In short, because of the emotional heft they can carry, the holidays are “such a double-edged sword,” Black said. “The reasons we tend to love the holidays are also reasons it can be stressful.”

Strategies for coping

Managing holiday anxiety involves, first, managing our expectations of the holidays.

“The biggest disappointment for most people is failed expectations,” Marshall said. “So, it’s really about being more realistic and honest with ourselves.”

It might even be that your memories of perfect past celebrations are a bit skewed. “People are notoriously bad at remembering things,” Perlotto said. “So, we don’t remember things as well as we think we do.”

Consider adopting new, more manageable, more realistic, less stressful holiday traditions.

“I think tradition can be such a powerful force,” Black said. “I think, in general, as humans, we tend to like tradition and ritual, and the ways we spend time together marking the holidays become meaning-making. So, when we change things, it can be hard.”

Plan strategies for dealing with the anxieties you expect to face. For example, holiday travel can be a source of anxiety, so plan ahead by packing books or games for your flight, leaving plenty of time to make connections and making a conscious effort to relax.

“As humans, the unknown is a really great recipe for anxiety,” Black said. “Anything out of our comfort zone or out of our control is a really great recipe for anxiety”

Examine your emotions to understand why you might be anxious or depressed.

“There are a lot of emotions that come up during the holidays,” Black said, and it can be useful to “take a look at what you’re feeling and what is that about. If I’m feeling a sense of grief or loss but not sure what it’s tied to, take a little time to reflect on that.”

Avoid social media, which can feed impossible expectations of perfect holiday celebrations.

“From research, we know that looking at Facebook for five minutes can stimulate depression,” Perlotto said. “It’s always this comparison and I always come up short.
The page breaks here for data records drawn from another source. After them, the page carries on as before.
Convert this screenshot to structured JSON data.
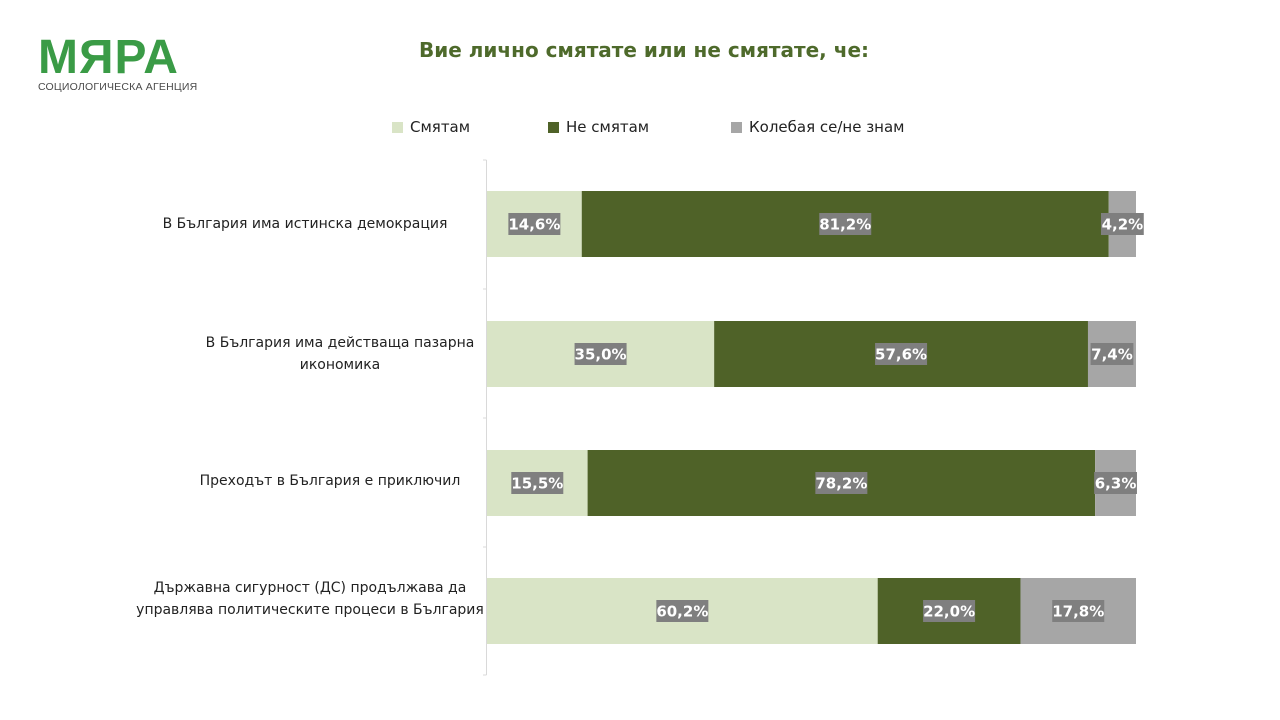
{
  "logo": {
    "main": "МЯРА",
    "sub": "СОЦИОЛОГИЧЕСКА АГЕНЦИЯ"
  },
  "title": "Вие лично смятате или не смятате, че:",
  "colors": {
    "agree": "#d9e4c6",
    "disagree": "#4f6228",
    "unsure": "#a6a6a6",
    "label_bg": "#7f7f7f"
  },
  "legend": [
    {
      "label": "Смятам",
      "color": "#d9e4c6"
    },
    {
      "label": "Не смятам",
      "color": "#4f6228"
    },
    {
      "label": "Колебая се/не знам",
      "color": "#a6a6a6"
    }
  ],
  "chart_data": {
    "type": "bar",
    "orientation": "horizontal",
    "stacked": true,
    "percent": true,
    "categories": [
      "В България има истинска демокрация",
      "В България има действаща пазарна икономика",
      "Преходът в България е приключил",
      "Държавна сигурност (ДС) продължава да управлява политическите процеси в България"
    ],
    "series": [
      {
        "name": "Смятам",
        "values": [
          14.6,
          35.0,
          15.5,
          60.2
        ],
        "labels": [
          "14,6%",
          "35,0%",
          "15,5%",
          "60,2%"
        ]
      },
      {
        "name": "Не смятам",
        "values": [
          81.2,
          57.6,
          78.2,
          22.0
        ],
        "labels": [
          "81,2%",
          "57,6%",
          "78,2%",
          "22,0%"
        ]
      },
      {
        "name": "Колебая се/не знам",
        "values": [
          4.2,
          7.4,
          6.3,
          17.8
        ],
        "labels": [
          "4,2%",
          "7,4%",
          "6,3%",
          "17,8%"
        ]
      }
    ],
    "xlim": [
      0,
      100
    ],
    "legend_position": "top"
  }
}
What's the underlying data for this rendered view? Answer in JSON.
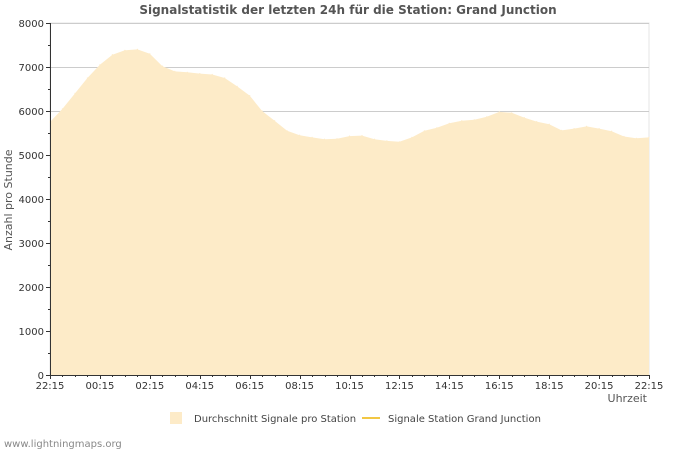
{
  "chart_data": {
    "type": "area",
    "title": "Signalstatistik der letzten 24h für die Station: Grand Junction",
    "xlabel": "Uhrzeit",
    "ylabel": "Anzahl pro Stunde",
    "ylim": [
      0,
      8000
    ],
    "yticks": [
      0,
      1000,
      2000,
      3000,
      4000,
      5000,
      6000,
      7000,
      8000
    ],
    "xlim": [
      0,
      24
    ],
    "xticks": [
      {
        "pos": 0,
        "label": "22:15"
      },
      {
        "pos": 2,
        "label": "00:15"
      },
      {
        "pos": 4,
        "label": "02:15"
      },
      {
        "pos": 6,
        "label": "04:15"
      },
      {
        "pos": 8,
        "label": "06:15"
      },
      {
        "pos": 10,
        "label": "08:15"
      },
      {
        "pos": 12,
        "label": "10:15"
      },
      {
        "pos": 14,
        "label": "12:15"
      },
      {
        "pos": 16,
        "label": "14:15"
      },
      {
        "pos": 18,
        "label": "16:15"
      },
      {
        "pos": 20,
        "label": "18:15"
      },
      {
        "pos": 22,
        "label": "20:15"
      },
      {
        "pos": 24,
        "label": "22:15"
      }
    ],
    "grid": true,
    "legend_position": "bottom",
    "series": [
      {
        "name": "Durchschnitt Signale pro Station",
        "style": "area",
        "color": "#fdebc8",
        "x": [
          0,
          0.5,
          1,
          1.5,
          2,
          2.5,
          3,
          3.5,
          4,
          4.5,
          5,
          5.5,
          6,
          6.5,
          7,
          7.5,
          8,
          8.5,
          9,
          9.5,
          10,
          10.5,
          11,
          11.5,
          12,
          12.5,
          13,
          13.5,
          14,
          14.5,
          15,
          15.5,
          16,
          16.5,
          17,
          17.5,
          18,
          18.5,
          19,
          19.5,
          20,
          20.5,
          21,
          21.5,
          22,
          22.5,
          23,
          23.5,
          24
        ],
        "values": [
          5750,
          6050,
          6400,
          6750,
          7050,
          7280,
          7380,
          7400,
          7300,
          7020,
          6900,
          6880,
          6850,
          6830,
          6750,
          6560,
          6350,
          6000,
          5780,
          5550,
          5450,
          5400,
          5360,
          5370,
          5430,
          5440,
          5360,
          5320,
          5300,
          5400,
          5550,
          5620,
          5720,
          5780,
          5800,
          5870,
          5980,
          5960,
          5850,
          5760,
          5700,
          5560,
          5600,
          5650,
          5600,
          5540,
          5420,
          5380,
          5400
        ]
      },
      {
        "name": "Signale Station Grand Junction",
        "style": "line",
        "color": "#f2c744",
        "x": [],
        "values": []
      }
    ]
  },
  "watermark": "www.lightningmaps.org"
}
There’s no way my reality is going to match those pictures.”

Consider that the season also can offer an “opportunity to reinvent ourselves,” Perlotto said. If gathering with problematic family members is a source of anxiety, remember that “sometimes family is not blood; you need to find your own family.”

“I encourage people to set boundaries, to make choices about who’s going to be in their lives,” Perlotto said.

Finally, try to cultivate an attitude of gratitude and giving. Black said some people find service to others can give meaning to the holidays.

Cultivating gratitude, Marshall said, takes the mind “off of yourself and puts it on someone else.”